Они выпили еще по одной кружке.

— Видишь ли, дружище, — перешел на более доверительный тон капитан Шарди, — если бы я не боролся за правду, я бы давно стал майором. Но разве я могу сидеть с закрытым ртом? У меня что на уме, то и на языке. Ты меня понимаешь. Леринц? Я всегда режу правду-матку в глаза. Однажды меня за это даже понизили в звании, но я все равно не поджал трусливо хвост. Я люблю свою страну, потому что я настоящий венгр... И ты такой же! Я люблю тебя и твоего отца люблю, потому что вы оба настоящие венгры. Пустаи тоже человек. Ты меня понял?.. Сказать откровенно, когда нам, офицерам, говорят о том, что женщине нужно дать одинаковые с нами права и тогда она родит и воспитает кучу детей, все это чепуха. А знаешь, в чем наша беда, Леринц? В том, что у наших детей, можно сказать, нет матерей... Да-да... У них есть ясли, детские сады, а матерей нет...

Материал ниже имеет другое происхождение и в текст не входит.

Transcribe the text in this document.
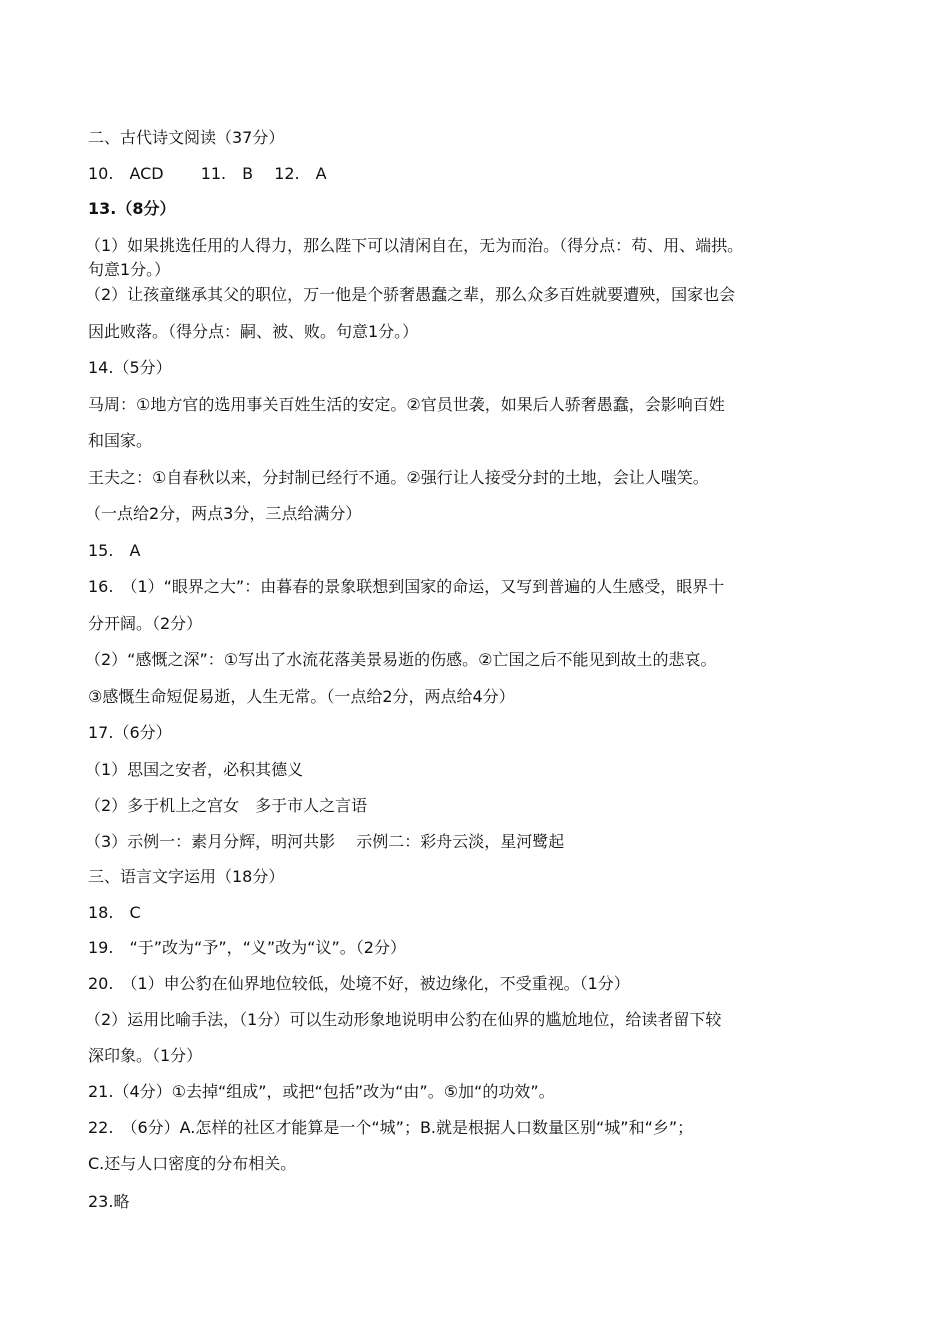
二、古代诗文阅读（37分）
10.　ACD　　 11.　B　 12.　A
13.（8分）
（1）如果挑选任用的人得力，那么陛下可以清闲自在，无为而治。（得分点：苟、用、端拱。
句意1分。）
（2）让孩童继承其父的职位，万一他是个骄奢愚蠢之辈，那么众多百姓就要遭殃，国家也会
因此败落。（得分点：嗣、被、败。句意1分。）
14.（5分）
马周：①地方官的选用事关百姓生活的安定。②官员世袭，如果后人骄奢愚蠢，会影响百姓
和国家。
王夫之：①自春秋以来，分封制已经行不通。②强行让人接受分封的土地，会让人嗤笑。
（一点给2分，两点3分，三点给满分）
15.　A
16.　（1）“眼界之大”：由暮春的景象联想到国家的命运，又写到普遍的人生感受，眼界十
分开阔。（2分）
（2）“感慨之深”：①写出了水流花落美景易逝的伤感。②亡国之后不能见到故土的悲哀。
③感慨生命短促易逝，人生无常。（一点给2分，两点给4分）
17.（6分）
（1）思国之安者，必积其德义
（2）多于机上之宫女　多于市人之言语
（3）示例一：素月分辉，明河共影　 示例二：彩舟云淡，星河鹭起
三、语言文字运用（18分）
18.　C
19.　“于”改为“予”，“义”改为“议”。（2分）
20.　（1）申公豹在仙界地位较低，处境不好，被边缘化，不受重视。（1分）
（2）运用比喻手法，（1分）可以生动形象地说明申公豹在仙界的尴尬地位，给读者留下较
深印象。（1分）
21.（4分）①去掉“组成”，或把“包括”改为“由”。⑤加“的功效”。
22.　（6分）A.怎样的社区才能算是一个“城”；B.就是根据人口数量区别“城”和“乡”；
C.还与人口密度的分布相关。
23.略
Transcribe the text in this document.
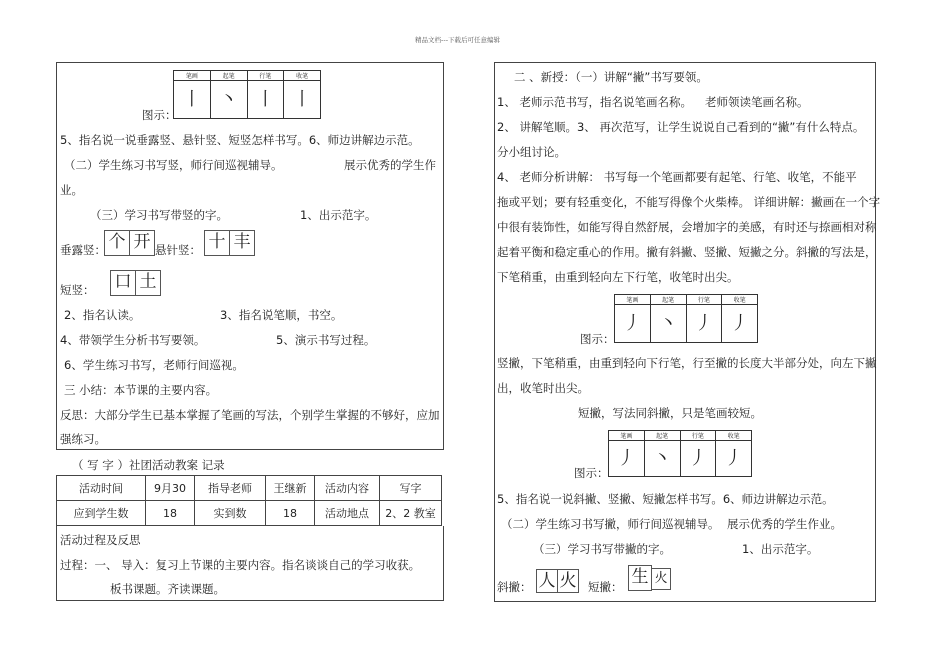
精品文档---下载后可任意编辑
笔画	起笔	行笔	收笔
丨	丶	丨	丨
图示：
5、指名说一说垂露竖、悬针竖、短竖怎样书写。6、师边讲解边示范。
（二）学生练习书写竖，师行间巡视辅导。	展示优秀的学生作
业。
（三）学习书写带竖的字。	1、出示范字。
垂露竖： 个 开 悬针竖： 十 丰
短竖： 口 土
2、指名认读。	3、指名说笔顺，书空。
4、带领学生分析书写要领。	5、演示书写过程。
6、学生练习书写，老师行间巡视。
三 小结：本节课的主要内容。
反思：大部分学生已基本掌握了笔画的写法，个别学生掌握的不够好，应加
强练习。
（ 写 字 ）社团活动教案 记录
活动时间	9月30	指导老师	王继新	活动内容	写字
应到学生数	18	实到数	18	活动地点	2、2 教室
活动过程及反思
过程：一、 导入：复习上节课的主要内容。指名谈谈自己的学习收获。
板书课题。齐读课题。
二 、新授：（一）讲解“撇”书写要领。
1、 老师示范书写，指名说笔画名称。 老师领读笔画名称。
2、 讲解笔顺。3、 再次范写，让学生说说自己看到的“撇”有什么特点。
分小组讨论。
4、 老师分析讲解： 书写每一个笔画都要有起笔、行笔、收笔，不能平
拖或平划；要有轻重变化，不能写得像个火柴棒。 详细讲解：撇画在一个字
中很有装饰性，如能写得自然舒展，会增加字的美感，有时还与捺画相对称
起着平衡和稳定重心的作用。撇有斜撇、竖撇、短撇之分。斜撇的写法是，
下笔稍重，由重到轻向左下行笔，收笔时出尖。
笔画	起笔	行笔	收笔
丿	丶	丿	丿
图示：
竖撇，下笔稍重，由重到轻向下行笔，行至撇的长度大半部分处，向左下撇
出，收笔时出尖。
短撇，写法同斜撇，只是笔画较短。
笔画	起笔	行笔	收笔
丿	丶	丿	丿
图示：
5、指名说一说斜撇、竖撇、短撇怎样书写。6、师边讲解边示范。
（二）学生练习书写撇，师行间巡视辅导。 展示优秀的学生作业。
（三）学习书写带撇的字。	1、出示范字。
斜撇： 人 火 短撇： 生 火
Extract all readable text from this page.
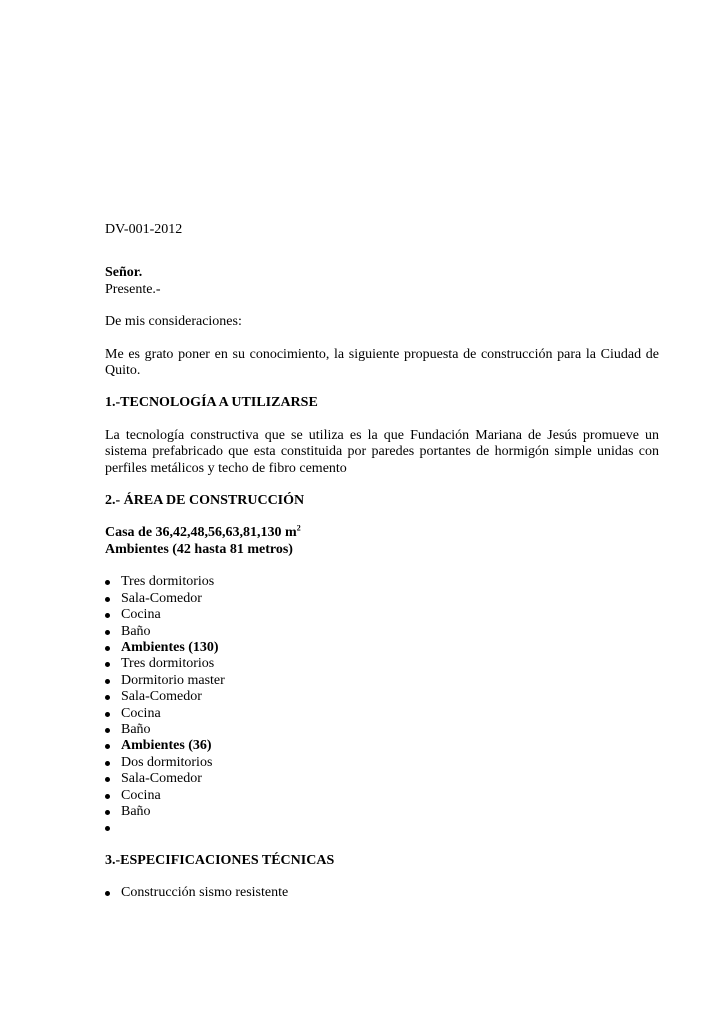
DV-001-2012

Señor.

Presente.-

De mis consideraciones:

Me es grato poner en su conocimiento, la siguiente propuesta de construcción para la Ciudad de Quito.

1.-TECNOLOGÍA A UTILIZARSE

La tecnología constructiva que se utiliza es la que Fundación Mariana de Jesús promueve un sistema prefabricado que esta constituida por paredes portantes de hormigón simple unidas con perfiles metálicos y techo de fibro cemento

2.- ÁREA DE CONSTRUCCIÓN

Casa de 36,42,48,56,63,81,130 $m^2$

Ambientes (42 hasta 81 metros)

Tres dormitorios
Sala-Comedor
Cocina
Baño
Ambientes (130)
Tres dormitorios
Dormitorio master
Sala-Comedor
Cocina
Baño
Ambientes (36)
Dos dormitorios
Sala-Comedor
Cocina
Baño

3.-ESPECIFICACIONES TÉCNICAS

Construcción sismo resistente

— Это правда, товарищ капитан, святая правда, но мне пора идти... Пойдемте вместе...

— Ты прав, пошли. И не бойся, дружище. Я сам поговорю с Лонтаи, я с ним потолкую...

Офицер и младший сержант вышли во двор и на миг остановились. Был теплый весенний вечер, в лицо дул приятный ветерок. В офицерской столовой горел яркий свет, и лучи его падали на клумбы. Из зала доносился веселый смех.

Шарди заскрипел зубами:

— Я им уже не нужен! Не нужен...

Бегьеш изумленно посмотрел на его искаженное злобой лицо.

 

На следующее утро Эндре Варьяш попросил предоставить ему краткосрочный отпуск на трое суток и, к своему великому изумлению, получил его. Лейтенант Ковач на этот раз даже не поинтересовался, зачем солдату понадобился отпуск. Он только кивнул в знак согласия и пошел дальше по своим делам.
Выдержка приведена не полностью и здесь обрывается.